Trump and the Fed Chairmanship: Another Factor Behind the Rate Cut Expectation 

Meanwhile, another factor boosting the probability of a rate cut is Trump’s plan to appoint a new Fed Chair. President Trump is reportedly planning to replace Adriana Kugler, whose term is ending, with someone who favors rate cuts. Kugler has consistently voted against rate cuts throughout 2025. If she remains on the board until the September meeting, she is expected to vote again to keep rates unchanged. 
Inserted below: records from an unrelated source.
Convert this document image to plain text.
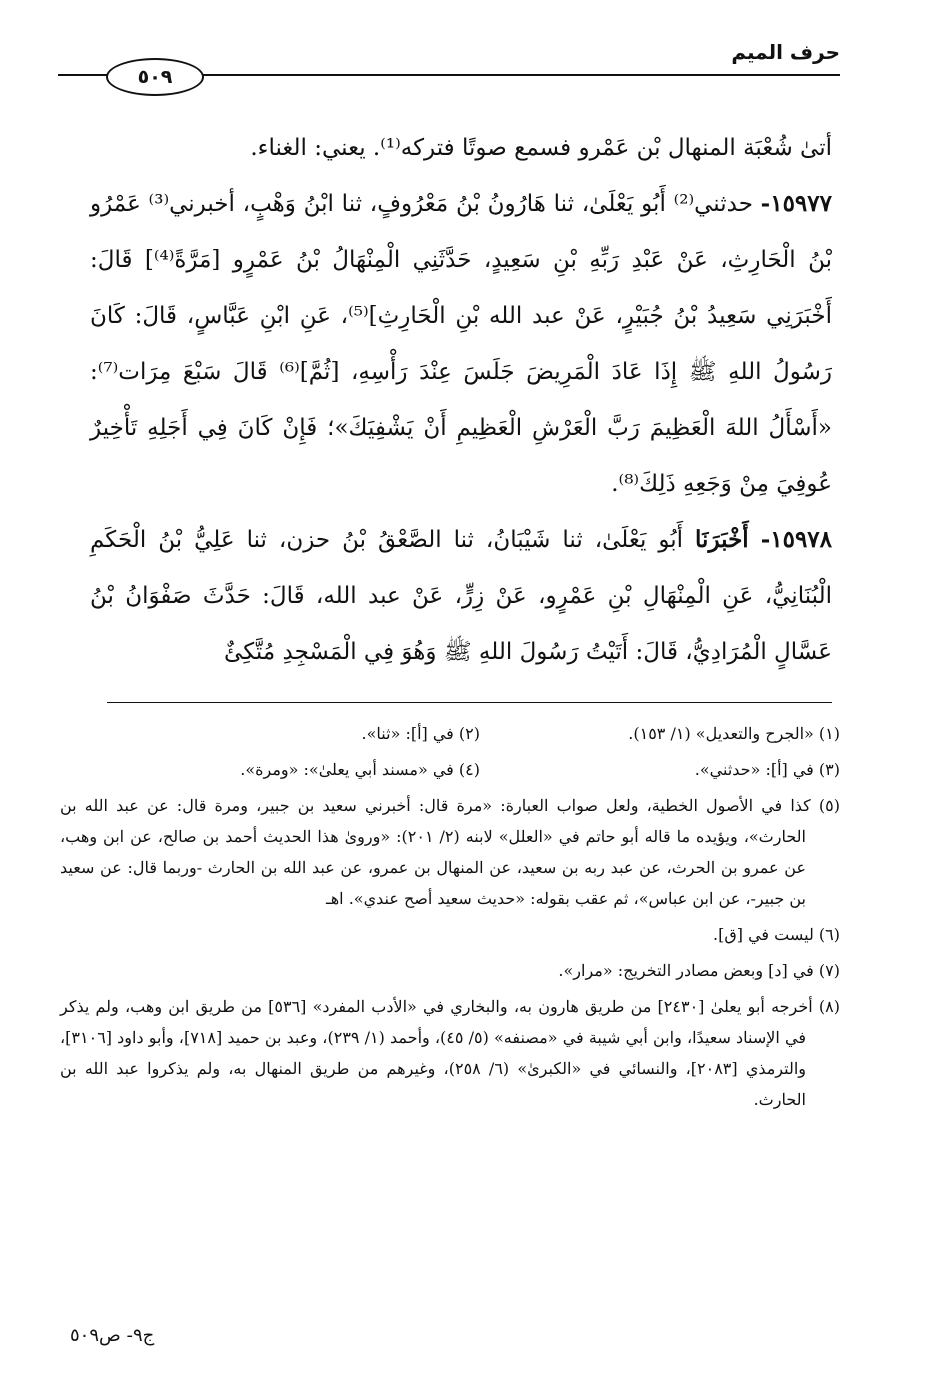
حرف الميم
٥٠٩

أتىٰ شُعْبَة المنهال بْن عَمْرو فسمع صوتًا فتركه⁽¹⁾. يعني: الغناء.

١٥٩٧٧- حدثني⁽²⁾ أَبُو يَعْلَىٰ، ثنا هَارُونُ بْنُ مَعْرُوفٍ، ثنا ابْنُ وَهْبٍ، أخبرني⁽³⁾ عَمْرُو بْنُ الْحَارِثِ، عَنْ عَبْدِ رَبِّهِ بْنِ سَعِيدٍ، حَدَّثَنِي الْمِنْهَالُ بْنُ عَمْرٍو [مَرَّةً⁽⁴⁾] قَالَ: أَخْبَرَنِي سَعِيدُ بْنُ جُبَيْرٍ، عَنْ عبد الله بْنِ الْحَارِثِ]⁽⁵⁾، عَنِ ابْنِ عَبَّاسٍ، قَالَ: كَانَ رَسُولُ اللهِ ﷺ إِذَا عَادَ الْمَرِيضَ جَلَسَ عِنْدَ رَأْسِهِ، [ثُمَّ]⁽⁶⁾ قَالَ سَبْعَ مِرَات⁽⁷⁾: «أَسْأَلُ اللهَ الْعَظِيمَ رَبَّ الْعَرْشِ الْعَظِيمِ أَنْ يَشْفِيَكَ»؛ فَإِنْ كَانَ فِي أَجَلِهِ تَأْخِيرٌ عُوفِيَ مِنْ وَجَعِهِ ذَلِكَ⁽⁸⁾.

١٥٩٧٨- أَخْبَرَنَا أَبُو يَعْلَىٰ، ثنا شَيْبَانُ، ثنا الصَّعْقُ بْنُ حزن، ثنا عَلِيُّ بْنُ الْحَكَمِ الْبُنَانِيُّ، عَنِ الْمِنْهَالِ بْنِ عَمْرٍو، عَنْ زِرٍّ، عَنْ عبد الله، قَالَ: حَدَّثَ صَفْوَانُ بْنُ عَسَّالٍ الْمُرَادِيُّ، قَالَ: أَتَيْتُ رَسُولَ اللهِ ﷺ وَهُوَ فِي الْمَسْجِدِ مُتَّكِئٌ

(١) «الجرح والتعديل» (١/ ١٥٣).
(٢) في [أ]: «ثنا».
(٣) في [أ]: «حدثني».
(٤) في «مسند أبي يعلىٰ»: «ومرة».
(٥) كذا في الأصول الخطية، ولعل صواب العبارة: «مرة قال: أخبرني سعيد بن جبير، ومرة قال: عن عبد الله بن الحارث»، ويؤيده ما قاله أبو حاتم في «العلل» لابنه (٢/ ٢٠١): «وروىٰ هذا الحديث أحمد بن صالح، عن ابن وهب، عن عمرو بن الحرث، عن عبد ربه بن سعيد، عن المنهال بن عمرو، عن عبد الله بن الحارث -وربما قال: عن سعيد بن جبير-، عن ابن عباس»، ثم عقب بقوله: «حديث سعيد أصح عندي». اهـ
(٦) ليست في [ق].
(٧) في [د] وبعض مصادر التخريج: «مرار».
(٨) أخرجه أبو يعلىٰ [٢٤٣٠] من طريق هارون به، والبخاري في «الأدب المفرد» [٥٣٦] من طريق ابن وهب، ولم يذكر في الإسناد سعيدًا، وابن أبي شيبة في «مصنفه» (٥/ ٤٥)، وأحمد (١/ ٢٣٩)، وعبد بن حميد [٧١٨]، وأبو داود [٣١٠٦]، والترمذي [٢٠٨٣]، والنسائي في «الكبرىٰ» (٦/ ٢٥٨)، وغيرهم من طريق المنهال به، ولم يذكروا عبد الله بن الحارث.
ج٩- ص٥٠٩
The Fed has held the policy rate steady at the 4.25%–4.50% range since December 2024. No changes have been made over the last five meetings. However, the July 2025 non-farm payroll report, showing just 73,000 new jobs versus the expected 147,000, triggered a sharp market reaction. This gap has raised concerns about the strength of economic growth. 

BlackRock’s 50 Basis Point Surprise Forecast: Cautious Optimism in Markets 

Moreover, it’s not just a 25 basis point cut that’s on the table—there’s talk of a 50 basis point move. BlackRock’s Chief Investment Officer Rick Rieder suggested that a more aggressive cut in September is possible. According to Rieder, the Fed may implement two or three more cuts throughout the remainder of the year. 

According to BlackRock’s institutional market outlook, current U.S. economic conditions demand a looser monetary policy. Inflationary pressures and slowing consumer spending further support this expectation. 

Still, the timing and scale of the rate cut remain crucial. Investors are closely watching the Fed’s September decision. The pressure created by weak jobs data will largely shape the outcome.